In part, I’m just interested in how strange and even absurd office life can be. The hermetically-sealed little cultures that crop up in companies, the corporate jargon and everyday office rituals that establish themselves. I see increasingly specialized job titles that are so abstract or theoretical that people might struggle to describe what they do to others, or even to understand the impact of their jobs themselves. It can be an incredibly alienating environment. And yet the trappings of work life can also become as meaningful to people as anything in their personal lives. It’s another thing we’ve seen accelerate during the pandemic, as the line between work and home has blurred.

There also seems to be a fair bit of paranoia in how you view large corporations, and in particular the billionaire CEOs who run them. How does that enter into your vision?

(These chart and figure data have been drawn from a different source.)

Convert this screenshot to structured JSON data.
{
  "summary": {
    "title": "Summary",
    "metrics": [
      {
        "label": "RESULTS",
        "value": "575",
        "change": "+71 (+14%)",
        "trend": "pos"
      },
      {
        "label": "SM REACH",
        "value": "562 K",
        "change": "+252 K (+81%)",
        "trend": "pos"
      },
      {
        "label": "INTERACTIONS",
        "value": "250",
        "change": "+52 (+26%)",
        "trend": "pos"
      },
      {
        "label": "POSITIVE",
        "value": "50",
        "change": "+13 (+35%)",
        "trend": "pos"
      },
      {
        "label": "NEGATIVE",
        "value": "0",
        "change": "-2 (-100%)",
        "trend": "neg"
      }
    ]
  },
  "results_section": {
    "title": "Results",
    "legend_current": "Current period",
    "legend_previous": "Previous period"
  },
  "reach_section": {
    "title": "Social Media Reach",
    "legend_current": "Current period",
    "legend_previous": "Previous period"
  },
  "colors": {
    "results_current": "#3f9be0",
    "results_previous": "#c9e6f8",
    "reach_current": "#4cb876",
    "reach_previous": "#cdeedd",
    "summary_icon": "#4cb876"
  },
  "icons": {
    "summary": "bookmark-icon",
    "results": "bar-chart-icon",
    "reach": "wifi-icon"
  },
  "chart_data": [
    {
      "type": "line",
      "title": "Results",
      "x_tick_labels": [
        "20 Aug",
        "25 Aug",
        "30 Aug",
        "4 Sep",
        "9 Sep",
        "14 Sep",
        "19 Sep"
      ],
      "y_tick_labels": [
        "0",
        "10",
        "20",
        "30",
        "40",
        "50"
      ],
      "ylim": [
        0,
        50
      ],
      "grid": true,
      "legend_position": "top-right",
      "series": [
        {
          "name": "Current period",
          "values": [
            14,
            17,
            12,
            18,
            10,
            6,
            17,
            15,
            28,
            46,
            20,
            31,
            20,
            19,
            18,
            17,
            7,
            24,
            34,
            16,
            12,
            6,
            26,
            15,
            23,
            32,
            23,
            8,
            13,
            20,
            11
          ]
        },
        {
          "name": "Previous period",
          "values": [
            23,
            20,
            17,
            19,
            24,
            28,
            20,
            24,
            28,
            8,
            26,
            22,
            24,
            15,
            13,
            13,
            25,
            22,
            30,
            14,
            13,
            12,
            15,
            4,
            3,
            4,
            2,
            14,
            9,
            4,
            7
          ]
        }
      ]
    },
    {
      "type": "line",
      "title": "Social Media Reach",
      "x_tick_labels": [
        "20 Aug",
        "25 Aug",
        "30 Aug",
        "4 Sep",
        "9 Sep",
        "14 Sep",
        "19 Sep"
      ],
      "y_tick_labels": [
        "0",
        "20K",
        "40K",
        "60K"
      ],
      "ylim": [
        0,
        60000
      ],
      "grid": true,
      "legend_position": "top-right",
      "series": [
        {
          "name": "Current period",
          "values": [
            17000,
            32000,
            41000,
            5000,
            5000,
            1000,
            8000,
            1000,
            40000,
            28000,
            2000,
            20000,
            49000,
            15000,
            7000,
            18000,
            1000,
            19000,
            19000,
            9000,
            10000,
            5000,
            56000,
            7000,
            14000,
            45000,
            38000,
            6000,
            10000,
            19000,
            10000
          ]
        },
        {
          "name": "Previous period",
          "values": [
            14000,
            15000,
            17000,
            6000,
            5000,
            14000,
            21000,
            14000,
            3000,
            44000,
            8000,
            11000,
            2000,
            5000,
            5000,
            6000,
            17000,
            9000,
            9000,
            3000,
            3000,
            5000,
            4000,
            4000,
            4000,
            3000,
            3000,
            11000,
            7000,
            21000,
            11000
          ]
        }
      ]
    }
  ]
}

The thing that unnerves me about the Amazons, the Facebooks, the Apples of the world—and of the rich men who run them—is just how much power they have. We’re at a point in history where corporations might have more influence over our day-to-day existence than governments do. And the billionaire CEOs who run these companies aren’t just interested in profit; they seem to want to engineer the human future. We’ve seen this recently with the billionaire space race. Jeff Bezos and Elon Musk want to own space exploration.

And what’s the future they’re creating, the billionaires? Utopia? Dystopia? The end of the world?

I guess you’ll have to read the book to find out what I think about that! You probably won’t be surprised that I’m not particularly optimistic about the future the billionaires and their mega-corporations are building for us. At the very least, I think the task of imagining the future should be something we do together as a society, not something we leave to a handful of rich men.